1 minute read

Air mata senyap

DINGIN DI BULAN Desember terasa lebih dari biasanya. Aku baru saja merebahkan tubuh lelahku di atas kasur single tipis. Bukan hal mudah untuk terlelap bagiku. Semakin lelah tubuhku, otakku akan mengaktifkan sinyal ‘on’ dan membuatku terjaga.

Ku putuskan membuka galeri di ponsel tua milikku. Melihat setiap foto yang ku ambil sejak tiga tahun lalu. Tanganku berhenti menggulir layar saat seorang gadis kecil tersenyum dengan gigi kelincinya terpampang di sana. Mataku berembun. Aku melewatkan kata pertama yang ia ucapkan, aku melewatkan langkah pertamanya, aku melewatkan semua saat dimana aku seharusnya ada disana.

Kristal bening itu kini meleleh membasahi bantal di bawah kepalaku. Kembali ku gulir layar ponselku. Semakin cepat ku gulir ke bawah karena dadaku mulai terasa sesak.

Dan lagi, ibu jariku berhenti di sebuah foto lama. Foto diri mudaku enam tahun lalu.

Cukup. Ponsel itu ku lempar tepat ke atas bantal. Aku merasa begitu bodoh dan tersakiti. Sekeras mungkin ku remas lenganku dan sekuat mungkin ku tahan tangis yang hampir meledak. Tenggelam dalam tangis sia-sia malam itu.

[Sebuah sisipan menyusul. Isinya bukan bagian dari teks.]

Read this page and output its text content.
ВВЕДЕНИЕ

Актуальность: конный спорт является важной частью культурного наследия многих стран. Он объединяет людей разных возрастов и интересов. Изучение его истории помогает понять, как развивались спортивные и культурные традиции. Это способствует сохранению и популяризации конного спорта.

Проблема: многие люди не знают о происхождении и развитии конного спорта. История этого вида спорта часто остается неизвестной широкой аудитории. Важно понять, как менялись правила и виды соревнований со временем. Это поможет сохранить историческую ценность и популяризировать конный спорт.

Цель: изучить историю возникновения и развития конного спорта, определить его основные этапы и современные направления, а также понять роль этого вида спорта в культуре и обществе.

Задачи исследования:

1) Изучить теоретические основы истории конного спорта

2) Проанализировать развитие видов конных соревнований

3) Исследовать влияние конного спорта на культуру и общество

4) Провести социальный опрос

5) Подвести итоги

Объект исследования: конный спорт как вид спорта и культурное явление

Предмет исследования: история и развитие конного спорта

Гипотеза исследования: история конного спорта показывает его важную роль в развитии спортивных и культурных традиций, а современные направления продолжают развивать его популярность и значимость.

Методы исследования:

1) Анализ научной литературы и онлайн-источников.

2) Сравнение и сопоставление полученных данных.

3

Dua jam berkubang dalam penyesalan cukup membuat mataku terlihat bengkak. Itu belum cukup membuatku lelah. Ku raih kembali ponsel tak bersalah yang ku lempar tadi. Ah, sudah tengah malam ternyata. Dengan tak berperasaan aku memutuskan untuk menghubungi seseorang yang tentu saja sudah terlelap di tengah malam buta begini.

By Anisa

“Ma…” suaraku tercekat memanggil seseorang yang tengah tersambung denganku.

“Ada apa, nak? Ada apa?”

Ah, suara itu. Menenangkan sekaligus membawaku semakin dalam pada penyesalan.

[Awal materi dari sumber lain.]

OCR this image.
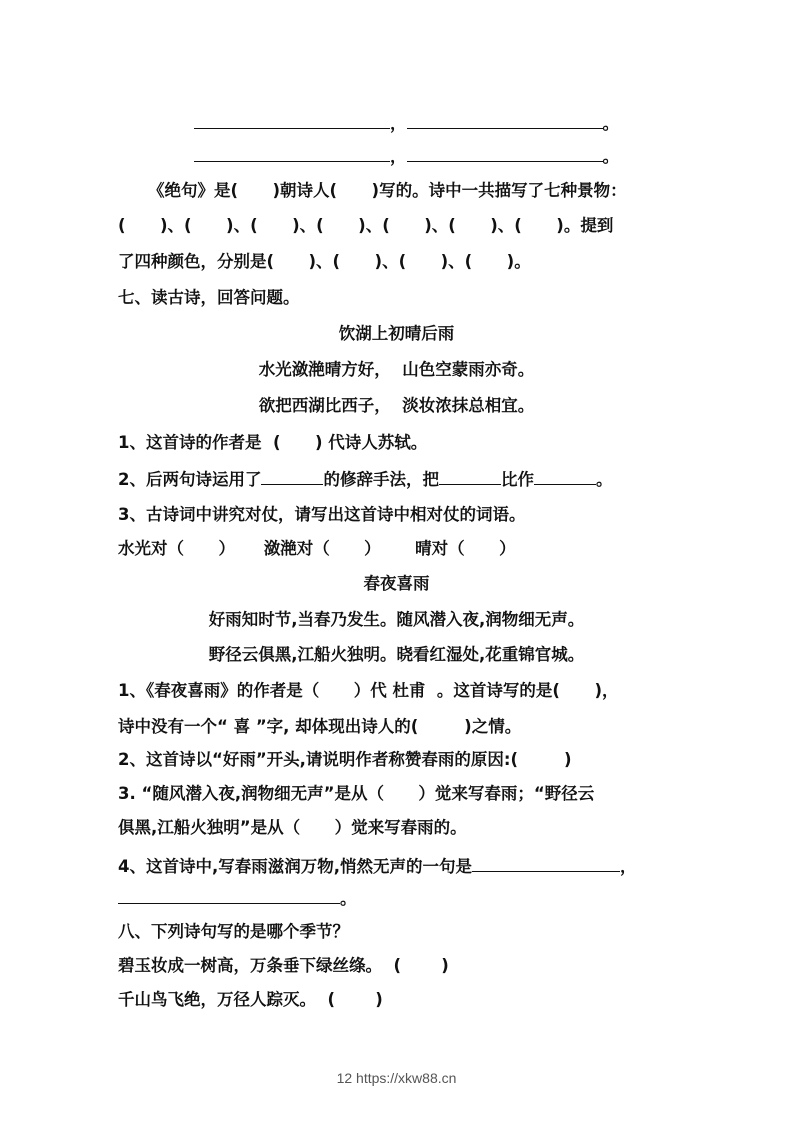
，	。
，	。
《绝句》是(      )朝诗人(      )写的。诗中一共描写了七种景物：
(      )、(      )、(      )、(      )、(      )、(      )、(      )。提到
了四种颜色，分别是(      )、(      )、(      )、(      )。
七、读古诗，回答问题。
饮湖上初晴后雨
水光潋滟晴方好，  山色空蒙雨亦奇。
欲把西湖比西子，  淡妆浓抹总相宜。
1、这首诗的作者是  (      ) 代诗人苏轼。
2、后两句诗运用了	的修辞手法，把	比作	。
3、古诗词中讲究对仗，请写出这首诗中相对仗的词语。
水光对（      ）     潋滟对（      ）      晴对（      ）
春夜喜雨
好雨知时节,当春乃发生。随风潜入夜,润物细无声。
野径云俱黑,江船火独明。晓看红湿处,花重锦官城。
1、《春夜喜雨》的作者是（      ）代 杜甫  。这首诗写的是(      )，
诗中没有一个“ 喜 ”字, 却体现出诗人的(        )之情。
2、这首诗以“好雨”开头,请说明作者称赞春雨的原因:(        )
3. “随风潜入夜,润物细无声”是从（      ）觉来写春雨；“野径云
俱黑,江船火独明”是从（      ）觉来写春雨的。
4、这首诗中,写春雨滋润万物,悄然无声的一句是	，
。
八、下列诗句写的是哪个季节？
碧玉妆成一树高，万条垂下绿丝绦。  (       )
千山鸟飞绝，万径人踪灭。  (       )
12 https://xkw88.cn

“Maaf.” hanya itu yang mampu ku katakan.

“Hei hei, ada apa, sayang? Ada apa? Kamu baik-baik saja di sana?”

Bodoh. Satu kata itu justru membuatnya merasa cemas sekarang. Dan parahnya aku tidak lagi mampu menahan isak yang sedari tadi siap meledak.

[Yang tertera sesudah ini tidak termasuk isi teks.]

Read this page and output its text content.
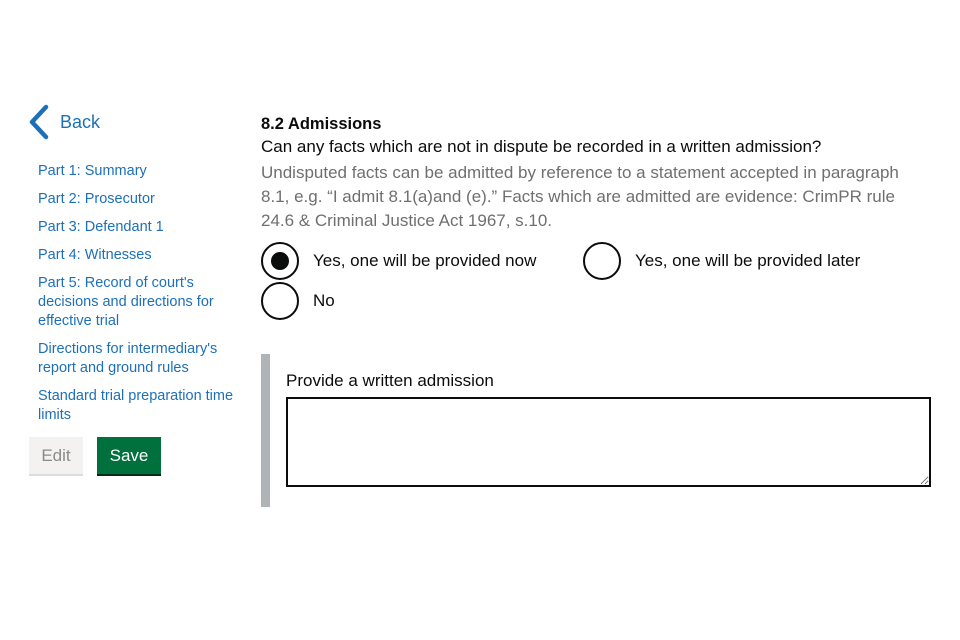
Back
Part 1: Summary
Part 2: Prosecutor
Part 3: Defendant 1
Part 4: Witnesses
Part 5: Record of court's decisions and directions for effective trial
Directions for intermediary's report and ground rules
Standard trial preparation time limits
Edit	Save
8.2 Admissions

Can any facts which are not in dispute be recorded in a written admission?

Undisputed facts can be admitted by reference to a statement accepted in paragraph 8.1, e.g. “I admit 8.1(a)and (e).” Facts which are admitted are evidence: CrimPR rule 24.6 & Criminal Justice Act 1967, s.10.

Yes, one will be provided now	Yes, one will be provided later
No
Provide a written admission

“Maaf, aku membuang tenaga serta waktumu. Aku menyia-nyiakan kerja keras papa. Jika saja aku tau nasibku akan menjadi seperti ini, aku tidak akan pernah meminta kalian untuk mengirimku kuliah ke kota. Sedangkan sekarang, aku hanya bekerja di rumah orang lain. Memasak di dapur yang bukan milikku, tidur di ranjang yang juga bukan milikku, membersihkan kamar mandi yang tidak ku pakai. Maaf, ma.”

Dengan terpaksa aku menggigit bibirku dengan keras demi menghentikan tangis yang mulai menjadi senggukan.

“Hei hei. Dengarkan mama. Mama, juga papamu tetap bangga. Meski kamu bukan lagi perawat, atau petugas bank dengan seragam. Mama bangga saat kamu wisuda. Papa bilang ‘tugas kita berkurang’ sebagai orang tua. Mama bangga saat kamu kasih mama gaji pertamamu.